In practice, universities and colleges across the country have already been rolling out entrepreneurship programs in a bid to arm students with much needed theory along with a toolbox of mentorships, networking and tips on how best to approach investors for funding as innovation in Israel booms.

Night view of IDC’s Adelson School of Entrepreneurship (Courtesy: Oded Amram)

The Interdisciplinary Center (IDC) Herzliya has set up the Adelson School of Entrepreneurship (ASE), which has become a hub for all of the private college’s entrepreneurial activities, both academic and extracurricular. The nonprofit private institute for higher education’s flagship offering for undergraduates is its Zell entrepreneurship program, a venture creation program within academia.

Meanwhile, the Hebrew University of Jerusalem already plans to make entrepreneurship part of the staple diet of all of its students, including historians, engineers and philosophers. Ben-Gurion University of the Negev last year set up an entrepreneurship program, Yazamut 360, which aims to encourage students, faculty members and researchers to develop and hone their entrepreneurship skills.
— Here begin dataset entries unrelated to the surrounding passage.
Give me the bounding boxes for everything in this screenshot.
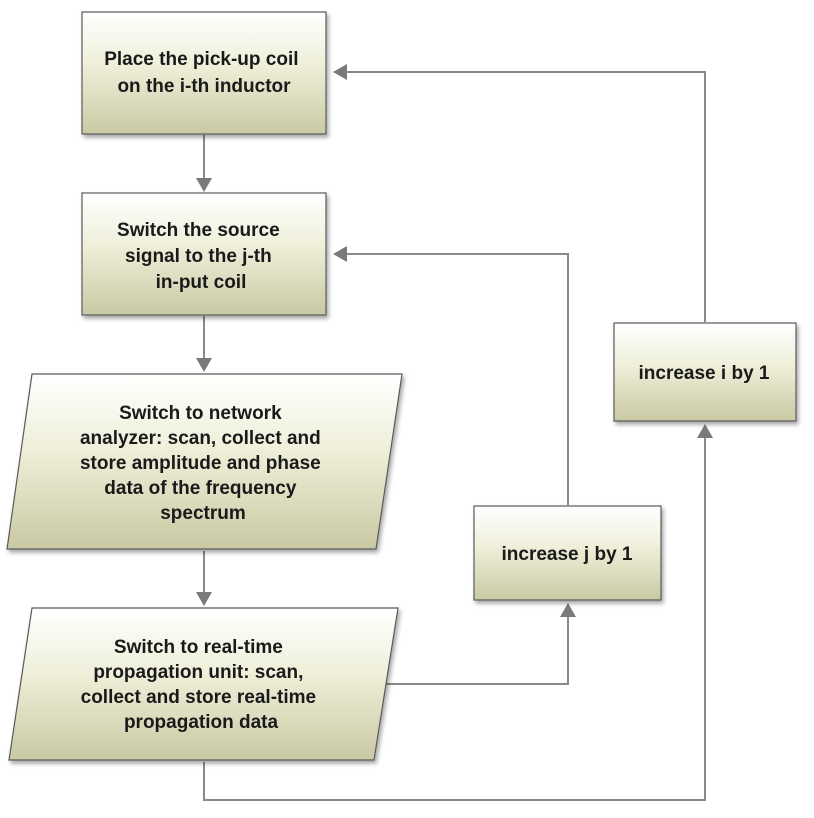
arrow-head-down	[196, 592, 212, 606]
arrow-head-up	[697, 424, 713, 438]
connector-increase-i-to-place	[345, 71, 706, 322]
connector-realtime-to-increase-j	[384, 613, 569, 685]
connector-realtime-to-increase-i	[203, 434, 706, 801]
node-realtime-unit: Switch to real-time propagation unit: sc…	[8, 607, 399, 761]
svg-text:Switch to network analyz: Switch to network analyzer: scan, collec…	[80, 403, 326, 524]
node-text-line: propagation unit: scan,	[93, 662, 303, 683]
connectors	[196, 64, 713, 801]
node-increase-j: increase j by 1	[473, 505, 662, 601]
arrow-head-left	[333, 64, 347, 80]
connector-increase-j-to-switch	[345, 253, 569, 505]
node-text-line: propagation data	[124, 712, 279, 733]
node-text-line: store amplitude and phase	[80, 453, 321, 474]
node-increase-i: increase i by 1	[613, 322, 797, 422]
svg-text:Switch to real-time prop: Switch to real-time propagation unit: sc…	[81, 637, 322, 733]
arrow-head-down	[196, 178, 212, 192]
node-text-line: collect and store real-time	[81, 687, 316, 708]
svg-text:Switch the source signal: Switch the source signal to the j-th in-…	[117, 220, 285, 293]
node-text-line: data of the frequency	[104, 478, 297, 499]
node-text-line: analyzer: scan, collect and	[80, 428, 321, 449]
node-text-line: Switch to network	[119, 403, 282, 424]
node-text-line: on the i-th inductor	[117, 76, 291, 97]
svg-text:Place the pick-up coil o: Place the pick-up coil on the i-th induc…	[104, 49, 304, 97]
node-place-coil: Place the pick-up coil on the i-th induc…	[81, 11, 327, 135]
node-text-line: increase j by 1	[502, 544, 633, 565]
arrow-head-left	[333, 246, 347, 262]
svg-text:increase i by 1: increase i by 1	[639, 363, 770, 384]
node-switch-source: Switch the source signal to the j-th in-…	[81, 192, 327, 316]
node-text-line: spectrum	[160, 503, 246, 524]
node-text-line: Switch to real-time	[114, 637, 283, 658]
node-text-line: Place the pick-up coil	[104, 49, 298, 70]
arrow-head-up	[560, 603, 576, 617]
arrow-head-down	[196, 358, 212, 372]
node-network-analyzer: Switch to network analyzer: scan, collec…	[6, 373, 403, 550]
svg-text:increase j by 1: increase j by 1	[502, 544, 633, 565]
node-text-line: Switch the source	[117, 220, 280, 241]
node-text-line: in-put coil	[156, 272, 247, 293]
node-text-line: increase i by 1	[639, 363, 770, 384]
node-text-line: signal to the j-th	[125, 246, 272, 267]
Nobel Prize winner Professor Dan Shechtman has been running a course on technological entrepreneurship at the Technion- Israel Institute of Technology for more than 30 years.

Now, these institutions will be getting funding from the CHE to boost these initiatives and similar ones.

The universities and colleges will be encouraged to attract leading Israeli researchers from across multiple businesses and industries and hold activities like hackathons and meet-ups to stimulate collaboration and creativity, the CHE statement said. Students from all parts of campus will be trained in entrepreneurship and will work with lecturers and researchers, as well as with professional mentors, “to create meaningful projects and impact society.”